“It’s a Wednesday.”
I repeated the phrase in my head as I stared at the red sliver that indicated my phone was in its final minutes of battery life. It was a pleasantly cool night and I wasn’t the least bit uncomfortable standing in the middle of the street. It was just after 1am, and the cars had stopped zipping along this backroad hours ago. I assumed, anyway. I didn’t quite know where I was or if I had ever been there before.
I was happy to be outside on such a beautiful evening. It wasn’t typical of me to spend my Wednesday nights venturing through wooded trails and sneaking through back yards. The stress of homework in college usually had me quarantined. But not this Wednesday.
Memories tend to exist alongside immediate reality when you’re tripping on mushrooms. Thoughts unrelated to the present moment somehow don’t distract from it. Your mind acquires a kind of omnipotence, a limitless multiplicity where everything that is reveals itself to you rapidly, eternally, viscerally.
Trying not to panic is a strange game. There is a you that is panicking at this very moment, yet you get to make the divine choice to be the version of you that isn’t. The torturous part of the choice is you have to witness the alternative versions of your decisions—all of them—play out in your mind. Gets cluttered, after a while.
I was remembering the fun of the early evening. There were the good times outside, before. The time by the pond, on the floating dock between the shore and the mysterious, perfectly circular plot of land thrusting out from the middle of the water. The sun had long set, but the trees’ silhouettes were still blacker than the sky behind it. The tree people were out again, dancing for you, now that you’d finally made it back.
Inside, it was nice, too. It was warm there. There was the red blanket you brought from home. You were prepared. And then they left you alone in the bathroom for a while. You listened to piano music and stripped in front of the mirror. Everyone told you not to look in the mirror, but tonight it would be impossible to hide from yourself, so you looked everywhere. And you were beautiful.
You sang songs with your friends and shouted “It’s a Wednesday!” You’ve never laughed so hard.
And when they were filled with cigarette smoke and greasy food and fatigue, they said you could go if you wanted—and you did. And you ran, and walked, and did something in between for a good long while too.
Then you began to miss your friend, your best friend, your sister, the one you left in Philadelphia. You call her.
“I’m moving to Colorado in three months.”
You don’t cry and you watch yourself cry.
Then I was alone with a dying phone and no idea where I was. My breath rattled in my lungs despite the light humidity. It was a Wednesday. After 1am. The few friends I had who owned cars were certainly asleep, and I wouldn’t even know where to tell them to pick me up.
There was one person I could call. We weren’t friends, but I knew his availability past 11pm every night, and I knew he had just gotten off his delivery shift and was most likely settling into a smoky evening. I prayed he was solo as the phone rang—at least I knew he wasn’t with me.
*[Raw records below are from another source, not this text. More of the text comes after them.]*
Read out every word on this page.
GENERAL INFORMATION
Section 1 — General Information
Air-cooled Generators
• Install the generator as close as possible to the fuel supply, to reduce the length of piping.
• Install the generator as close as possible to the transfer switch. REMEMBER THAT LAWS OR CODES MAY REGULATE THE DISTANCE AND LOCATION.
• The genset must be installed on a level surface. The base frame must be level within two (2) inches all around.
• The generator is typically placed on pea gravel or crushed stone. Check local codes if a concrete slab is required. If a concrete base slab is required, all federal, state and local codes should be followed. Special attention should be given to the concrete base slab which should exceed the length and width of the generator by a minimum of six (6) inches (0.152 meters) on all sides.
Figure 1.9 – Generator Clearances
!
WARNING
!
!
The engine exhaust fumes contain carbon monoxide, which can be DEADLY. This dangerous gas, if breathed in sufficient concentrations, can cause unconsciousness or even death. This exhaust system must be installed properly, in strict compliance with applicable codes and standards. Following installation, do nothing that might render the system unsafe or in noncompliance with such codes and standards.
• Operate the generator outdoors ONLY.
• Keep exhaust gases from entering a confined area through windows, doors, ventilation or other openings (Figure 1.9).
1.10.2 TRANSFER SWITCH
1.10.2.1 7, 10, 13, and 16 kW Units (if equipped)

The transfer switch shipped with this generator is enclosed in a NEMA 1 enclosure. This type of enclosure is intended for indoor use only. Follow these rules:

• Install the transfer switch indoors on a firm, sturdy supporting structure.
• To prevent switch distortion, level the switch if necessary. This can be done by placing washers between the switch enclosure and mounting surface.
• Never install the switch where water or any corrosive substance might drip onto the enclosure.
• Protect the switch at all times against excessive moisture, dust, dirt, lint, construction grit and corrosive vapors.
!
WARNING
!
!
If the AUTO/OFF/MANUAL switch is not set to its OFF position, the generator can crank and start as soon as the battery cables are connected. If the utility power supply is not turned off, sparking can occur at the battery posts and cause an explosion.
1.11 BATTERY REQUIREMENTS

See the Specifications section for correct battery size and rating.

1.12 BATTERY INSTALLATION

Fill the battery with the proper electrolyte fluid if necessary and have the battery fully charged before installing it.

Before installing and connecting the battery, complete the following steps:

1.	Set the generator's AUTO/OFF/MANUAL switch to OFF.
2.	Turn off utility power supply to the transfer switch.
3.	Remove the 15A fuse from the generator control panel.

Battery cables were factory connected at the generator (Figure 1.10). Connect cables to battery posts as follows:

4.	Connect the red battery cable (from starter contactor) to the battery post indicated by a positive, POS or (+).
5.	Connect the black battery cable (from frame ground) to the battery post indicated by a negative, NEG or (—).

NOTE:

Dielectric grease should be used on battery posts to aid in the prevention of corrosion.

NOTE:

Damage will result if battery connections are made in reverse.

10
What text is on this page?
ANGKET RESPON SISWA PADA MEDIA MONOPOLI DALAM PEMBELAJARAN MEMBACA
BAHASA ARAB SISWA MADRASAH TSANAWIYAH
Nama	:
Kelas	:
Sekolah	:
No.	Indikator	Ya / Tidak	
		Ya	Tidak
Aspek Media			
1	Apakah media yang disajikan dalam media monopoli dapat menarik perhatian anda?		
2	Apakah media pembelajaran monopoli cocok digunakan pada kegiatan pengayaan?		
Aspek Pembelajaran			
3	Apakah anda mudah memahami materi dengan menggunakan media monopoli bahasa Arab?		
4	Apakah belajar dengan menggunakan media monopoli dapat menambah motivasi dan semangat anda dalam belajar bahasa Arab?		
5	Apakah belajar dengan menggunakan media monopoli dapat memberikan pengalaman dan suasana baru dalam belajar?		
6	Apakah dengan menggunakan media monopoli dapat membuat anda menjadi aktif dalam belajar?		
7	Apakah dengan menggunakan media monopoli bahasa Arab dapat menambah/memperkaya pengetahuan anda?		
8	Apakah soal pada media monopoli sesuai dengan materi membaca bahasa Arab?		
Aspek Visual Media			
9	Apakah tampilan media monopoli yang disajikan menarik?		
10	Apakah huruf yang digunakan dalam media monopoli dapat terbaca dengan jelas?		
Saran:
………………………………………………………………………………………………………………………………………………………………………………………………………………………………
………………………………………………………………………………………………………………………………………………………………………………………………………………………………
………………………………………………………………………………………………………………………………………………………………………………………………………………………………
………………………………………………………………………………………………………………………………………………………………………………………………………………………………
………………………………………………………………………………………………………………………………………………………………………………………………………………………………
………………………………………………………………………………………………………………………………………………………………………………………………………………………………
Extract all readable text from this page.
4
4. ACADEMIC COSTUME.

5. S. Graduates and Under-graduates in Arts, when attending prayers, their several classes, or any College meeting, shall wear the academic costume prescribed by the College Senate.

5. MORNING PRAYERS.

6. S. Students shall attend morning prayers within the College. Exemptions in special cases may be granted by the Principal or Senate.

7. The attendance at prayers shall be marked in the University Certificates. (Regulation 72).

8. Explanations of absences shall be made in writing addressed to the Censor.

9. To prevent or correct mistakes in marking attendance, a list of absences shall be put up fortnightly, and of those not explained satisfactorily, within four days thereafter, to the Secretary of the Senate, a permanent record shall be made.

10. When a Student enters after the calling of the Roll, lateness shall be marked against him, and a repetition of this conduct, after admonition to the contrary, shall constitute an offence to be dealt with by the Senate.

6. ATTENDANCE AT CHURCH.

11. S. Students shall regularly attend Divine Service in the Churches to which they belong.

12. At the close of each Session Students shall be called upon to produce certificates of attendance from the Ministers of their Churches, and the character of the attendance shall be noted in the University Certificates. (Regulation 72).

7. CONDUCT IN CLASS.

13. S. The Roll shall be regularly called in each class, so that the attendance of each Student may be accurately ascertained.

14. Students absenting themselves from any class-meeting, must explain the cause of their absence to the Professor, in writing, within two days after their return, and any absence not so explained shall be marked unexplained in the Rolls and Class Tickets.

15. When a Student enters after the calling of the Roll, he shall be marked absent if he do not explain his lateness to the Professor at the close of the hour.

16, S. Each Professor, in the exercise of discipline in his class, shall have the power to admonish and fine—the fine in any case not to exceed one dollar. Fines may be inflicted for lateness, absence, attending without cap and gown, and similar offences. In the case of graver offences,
Finally, “Hello?” It sounded like he had been sleeping.
“Okay, so I know we’re probably definitely not on this level yet, but I was pretty sure you’d be awake and I’m sorry if you weren’t but I really need your help. I’m…tripping on mushrooms and on a street somewhere and I don’t know where I am and my phone is at 2% battery and I really need somebody to pick me up.”
He sighed, hard. I accepted the possibility that we would never share a bed again. “Okay, walk to the nearest corner and tell me what the street sign says.”
I waited, my spine pressed against the cold, rusted metal. His blue sedan pulled up, and I stepped into the car that for the first time would bring me to my own room.
He was grumpy, but smiling. “Alright, tell me a story.”